Tuesday, December 19, 2006

Will Malibu tribe of Hollywood elite blunt LNG?


A new California "tribe" has arisen, one that may save millions of this state's consumers from the depredations of large corporations seeking to take billions of their dollars via imported liquefied natural gas.
The last time big companies made a similar LNG attempt, Californians were saved by an Indian tribe. That happened in the early 1980s, when a partnership of Pacific Gas & Electric Co. and the parent company of the Southern California Gas Co. tried to build a huge terminal at Point Conception in Santa Barbara County.


This effort boasted huge amounts of political muscle: ex-Gov. Pat Brown was the partnership's lead spokesman at a time when his son, then-Gov. Jerry Brown, would have final say over approval of the project. The state Air Resources Board, chaired by the younger Brown's former campaign manager, gave the project quick approval. LNG's chief Sacramento lobbyist was lawyer Mickey Kantor, Jerry Brown's 1978 campaign chairman and later a federal secretary of commerce.

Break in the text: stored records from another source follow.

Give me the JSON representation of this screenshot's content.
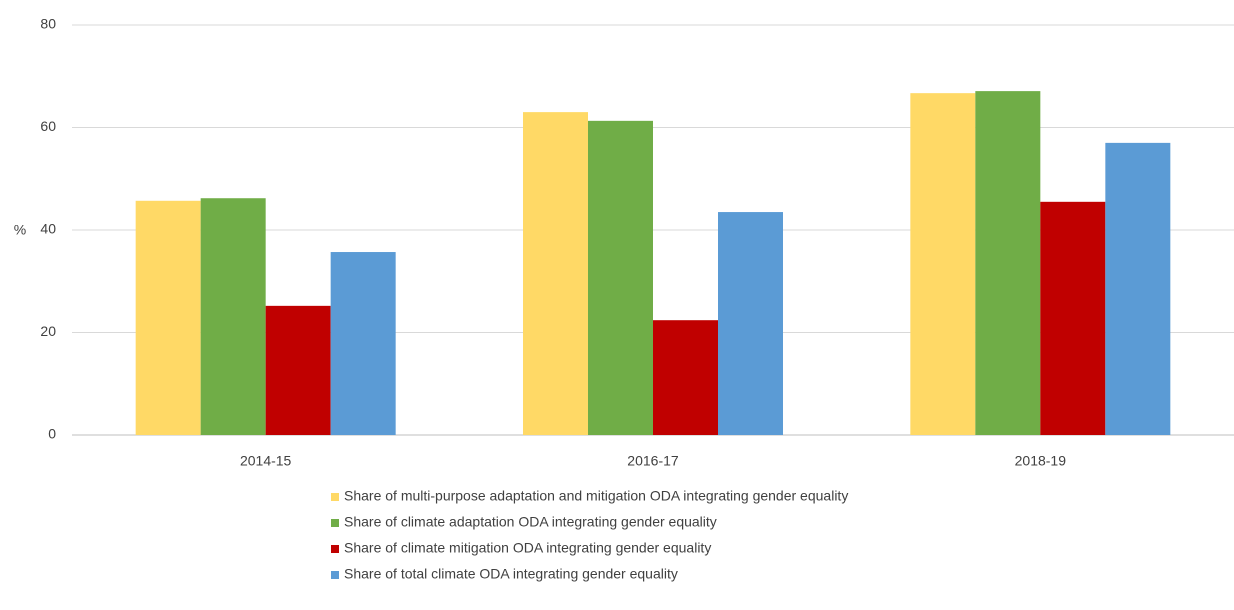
{
  "chart_data": {
    "type": "bar",
    "y_label": "%",
    "categories": [
      "2014-15",
      "2016-17",
      "2018-19"
    ],
    "series": [
      {
        "name": "Share of multi-purpose adaptation and mitigation ODA integrating gender equality",
        "color": "#ffd966",
        "values": [
          45.7,
          63.0,
          66.7
        ]
      },
      {
        "name": "Share of climate adaptation ODA integrating gender equality",
        "color": "#70ad47",
        "values": [
          46.2,
          61.3,
          67.1
        ]
      },
      {
        "name": "Share of climate mitigation ODA integrating gender equality",
        "color": "#c00000",
        "values": [
          25.2,
          22.4,
          45.5
        ]
      },
      {
        "name": "Share of total climate ODA integrating gender equality",
        "color": "#5b9bd5",
        "values": [
          35.7,
          43.5,
          57.0
        ]
      }
    ],
    "ylim": [
      0,
      80
    ],
    "yticks": [
      0,
      20,
      40,
      60,
      80
    ],
    "grid": true,
    "legend": "bottom"
  }
}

But the Chumash Indian tribe sued to stop the project, claiming Point Conception is sacred ground for them, terrain their souls must traverse en route to heaven. Their lawsuit delayed the project long enough for a worldwide glut of natural gas to occur, making the entire plan moot.
Now comes a new type of tribe, call it the Malibu rancheria of the Hollywood band. If consumers are lucky, this gaggle of Hollywood celebrities will have even more juice with current Gov. Arnold Schwarzenegger, their old acting buddy, than the big companies seeking to bring in LNG.

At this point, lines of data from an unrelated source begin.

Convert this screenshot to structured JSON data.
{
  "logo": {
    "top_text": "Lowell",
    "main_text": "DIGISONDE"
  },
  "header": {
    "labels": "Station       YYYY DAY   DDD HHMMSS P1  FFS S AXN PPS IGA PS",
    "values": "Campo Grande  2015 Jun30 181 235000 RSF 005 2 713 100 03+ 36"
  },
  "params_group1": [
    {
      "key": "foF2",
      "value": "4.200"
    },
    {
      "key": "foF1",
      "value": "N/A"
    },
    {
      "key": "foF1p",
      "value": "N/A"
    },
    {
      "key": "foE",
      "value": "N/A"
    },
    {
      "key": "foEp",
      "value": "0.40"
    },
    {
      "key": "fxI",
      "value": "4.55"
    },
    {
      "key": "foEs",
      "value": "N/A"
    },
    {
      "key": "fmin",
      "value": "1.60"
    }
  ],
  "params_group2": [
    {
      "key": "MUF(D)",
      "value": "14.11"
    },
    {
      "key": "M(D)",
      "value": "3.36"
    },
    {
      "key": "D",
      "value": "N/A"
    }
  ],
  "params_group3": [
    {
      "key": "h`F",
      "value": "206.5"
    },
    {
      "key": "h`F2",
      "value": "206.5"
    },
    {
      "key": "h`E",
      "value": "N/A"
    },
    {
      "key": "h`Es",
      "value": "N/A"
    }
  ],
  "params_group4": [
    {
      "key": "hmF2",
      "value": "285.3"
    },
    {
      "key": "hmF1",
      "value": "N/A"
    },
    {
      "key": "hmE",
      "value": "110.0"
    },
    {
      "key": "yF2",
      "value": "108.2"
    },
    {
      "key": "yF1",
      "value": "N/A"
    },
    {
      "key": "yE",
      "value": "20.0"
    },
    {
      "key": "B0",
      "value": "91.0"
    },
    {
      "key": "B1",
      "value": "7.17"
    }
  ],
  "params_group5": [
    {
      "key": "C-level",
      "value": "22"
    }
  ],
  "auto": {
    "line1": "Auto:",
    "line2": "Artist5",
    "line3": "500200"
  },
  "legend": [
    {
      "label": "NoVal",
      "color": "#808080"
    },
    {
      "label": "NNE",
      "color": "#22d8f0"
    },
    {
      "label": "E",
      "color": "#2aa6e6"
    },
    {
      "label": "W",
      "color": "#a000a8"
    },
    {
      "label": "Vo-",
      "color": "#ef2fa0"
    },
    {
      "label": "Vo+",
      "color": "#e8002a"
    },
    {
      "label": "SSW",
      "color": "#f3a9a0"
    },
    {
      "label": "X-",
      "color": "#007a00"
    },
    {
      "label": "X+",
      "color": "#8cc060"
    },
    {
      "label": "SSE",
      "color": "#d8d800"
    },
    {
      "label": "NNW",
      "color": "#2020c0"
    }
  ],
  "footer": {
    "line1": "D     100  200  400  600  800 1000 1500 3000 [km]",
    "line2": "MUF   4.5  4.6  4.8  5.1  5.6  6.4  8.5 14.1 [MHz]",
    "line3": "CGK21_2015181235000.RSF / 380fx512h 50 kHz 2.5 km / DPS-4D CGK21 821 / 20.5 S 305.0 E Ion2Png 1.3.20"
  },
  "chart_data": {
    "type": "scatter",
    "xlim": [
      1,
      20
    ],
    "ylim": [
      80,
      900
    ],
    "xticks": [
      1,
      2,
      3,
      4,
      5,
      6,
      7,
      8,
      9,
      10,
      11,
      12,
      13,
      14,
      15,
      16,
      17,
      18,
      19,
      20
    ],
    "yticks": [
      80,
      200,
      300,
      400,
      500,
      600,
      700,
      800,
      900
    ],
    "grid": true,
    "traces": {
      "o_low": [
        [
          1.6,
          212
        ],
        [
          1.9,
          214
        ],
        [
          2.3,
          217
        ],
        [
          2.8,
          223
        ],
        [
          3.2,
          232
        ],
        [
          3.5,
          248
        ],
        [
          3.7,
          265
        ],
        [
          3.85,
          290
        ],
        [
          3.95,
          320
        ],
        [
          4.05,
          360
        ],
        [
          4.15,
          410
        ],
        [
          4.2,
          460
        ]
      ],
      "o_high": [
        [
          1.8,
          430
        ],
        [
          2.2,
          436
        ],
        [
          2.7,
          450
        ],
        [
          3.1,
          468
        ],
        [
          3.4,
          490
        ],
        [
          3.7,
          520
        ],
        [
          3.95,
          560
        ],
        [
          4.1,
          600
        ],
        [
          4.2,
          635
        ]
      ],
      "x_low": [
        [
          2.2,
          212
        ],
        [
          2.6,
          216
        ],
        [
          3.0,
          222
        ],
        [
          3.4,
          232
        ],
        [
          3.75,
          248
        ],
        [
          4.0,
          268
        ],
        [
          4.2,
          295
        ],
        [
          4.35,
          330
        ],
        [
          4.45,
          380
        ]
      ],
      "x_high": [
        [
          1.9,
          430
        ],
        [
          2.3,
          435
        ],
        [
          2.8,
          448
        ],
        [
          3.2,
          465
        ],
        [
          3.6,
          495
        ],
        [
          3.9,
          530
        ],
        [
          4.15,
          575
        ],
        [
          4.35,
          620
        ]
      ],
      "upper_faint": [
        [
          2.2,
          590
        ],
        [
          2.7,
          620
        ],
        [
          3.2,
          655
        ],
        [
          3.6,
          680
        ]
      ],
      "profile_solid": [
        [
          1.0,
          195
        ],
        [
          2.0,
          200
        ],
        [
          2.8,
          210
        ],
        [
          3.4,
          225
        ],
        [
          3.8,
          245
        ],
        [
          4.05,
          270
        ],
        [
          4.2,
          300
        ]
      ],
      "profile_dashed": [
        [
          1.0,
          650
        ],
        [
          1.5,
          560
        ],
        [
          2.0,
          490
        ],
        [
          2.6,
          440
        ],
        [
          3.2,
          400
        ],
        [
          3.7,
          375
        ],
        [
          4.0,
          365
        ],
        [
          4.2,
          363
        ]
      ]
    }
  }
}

LNG is natural gas converted to subfreezing liquid near the wells where it is found in places like Australia, Russia, Indonesia and the Persian Gulf. In its inert liquid form, it is carried by megatankers to places where it would be used, then warmed back to a gaseous state and pumped into pipeline systems.

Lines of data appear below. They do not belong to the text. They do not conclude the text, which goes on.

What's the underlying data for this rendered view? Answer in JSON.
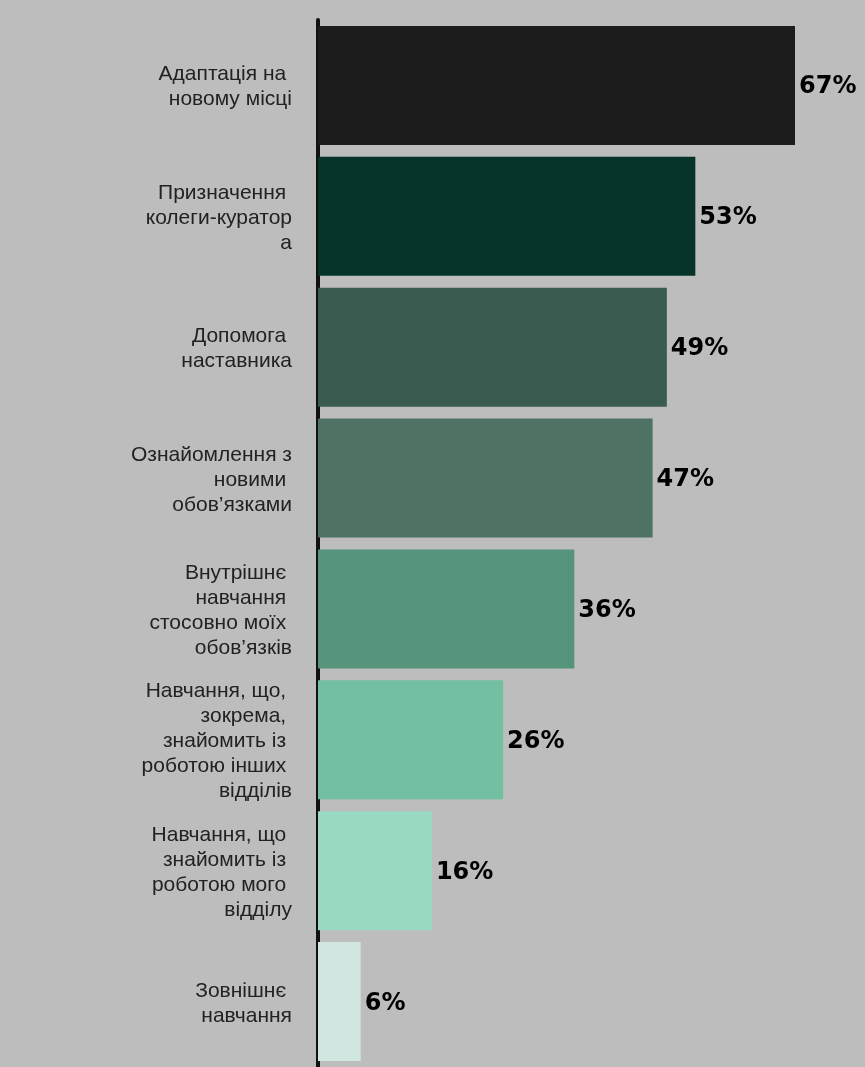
{
  "chart_data": {
    "type": "bar",
    "orientation": "horizontal",
    "categories": [
      "Адаптація на новому місці",
      "Призначення колеги-куратора",
      "Допомога наставника",
      "Ознайомлення з новими обов’язками",
      "Внутрішнє навчання стосовно моїх обов’язків",
      "Навчання, що, зокрема, знайомить із роботою інших відділів",
      "Навчання, що знайомить із роботою мого відділу",
      "Зовнішнє навчання"
    ],
    "values": [
      67,
      53,
      49,
      47,
      36,
      26,
      16,
      6
    ],
    "colors": [
      "#1c1c1c",
      "#06342b",
      "#3a5c50",
      "#4e7365",
      "#55937b",
      "#72bfa1",
      "#9ad9c2",
      "#d1e5e1"
    ],
    "value_labels": [
      "67%",
      "53%",
      "49%",
      "47%",
      "36%",
      "26%",
      "16%",
      "6%"
    ]
  }
}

A total of five regasification plants are now proposed along the Pacific coast, with one planned for construction 14 miles offshore of the Ventura and Los Angeles counties' border the furthest along in the permitting process. That facility is proposed by the Australian energy giant, BHP Billiton, the world's largest mining company and one of the largest energy producers.
Another plant wanting to send regasified LNG to California is already under construction near Ensenada in Baja California. That one is owned by Sempra Energy (formerly Pacific Lighting Corp.), the renamed parent company of both the San Diego Gas & Electric Co. and Southern California Gas.
In 2004, Billiton took about a dozen top Schwarzenegger administration officials on an all-expense-paid junket to its gas fields off the north coast of Australia.
After that, Schwarznegger indicated he's favorably inclined toward the Billiton plan, which — like the Sempra plant — would assure that Californians pay high prices for natural gas in perpetuity. The high cost of building both the sending and receiving facilities for LNG, plus the price of the required supertanker fleet, guarantees this.
But now arises the new "tribe," all Malibu residents and property owners. Members include the likes of Barbra Streisand, Jamie Lee Curtis, Tom Hanks, Daryl Hannah, Ed Harris, Woody Harrelson, Olivia Newton John, Jane Seymour, Craig T. Nelson, Charlize Theron and Dick Van Dyke, to name only a few.
Malibu may be as sacred to them as Point Conception is to the Chumash, and Billiton's plant might mar the views they've paid millions of dollars to enjoy. So they've signed letters of protest, and even turned out for anti-LNG rallies.
Schwarzenegger must sign off on the project next year for it to go forward. But he could change his mind, and if he does, it would actually be similar to a move made by the freeway-loving Ronald Reagan soon after he became governor in 1966.
Back then, a "Beverly Hills Freeway" was prominent in the state's transportation master plan. But Reagan was lobbied by old Hollywood pals whose homes in ritzy Pacific Palisades, Brentwood, Bel-Air and Beverly Hills would have been razed as that freeway coursed near the path of Sunset Boulevard from the Hollywood district of Los Angeles to the sea. Reagan never said much about it; he didn't have to. The freeway quietly disappeared from the master plan, leaving motorists en route from the west to Hollywood to straggle along surface streets to this day.
There was no doubt such a freeway was needed to ease traffic. It still is. There is plenty of doubt about the need for LNG, as natural-gas supplies are at or near record highs while prices are near four-year lows.
This is a case where Schwarzenegger could do a huge favor for every gas customer in California at the same time as he pleases bunches of big Hollywood names.
Only the big corporations trying to foist LNG on California would suffer. Most are large contributors to Schwarzenegger's various political funds and the ball will soon be squarely in his court.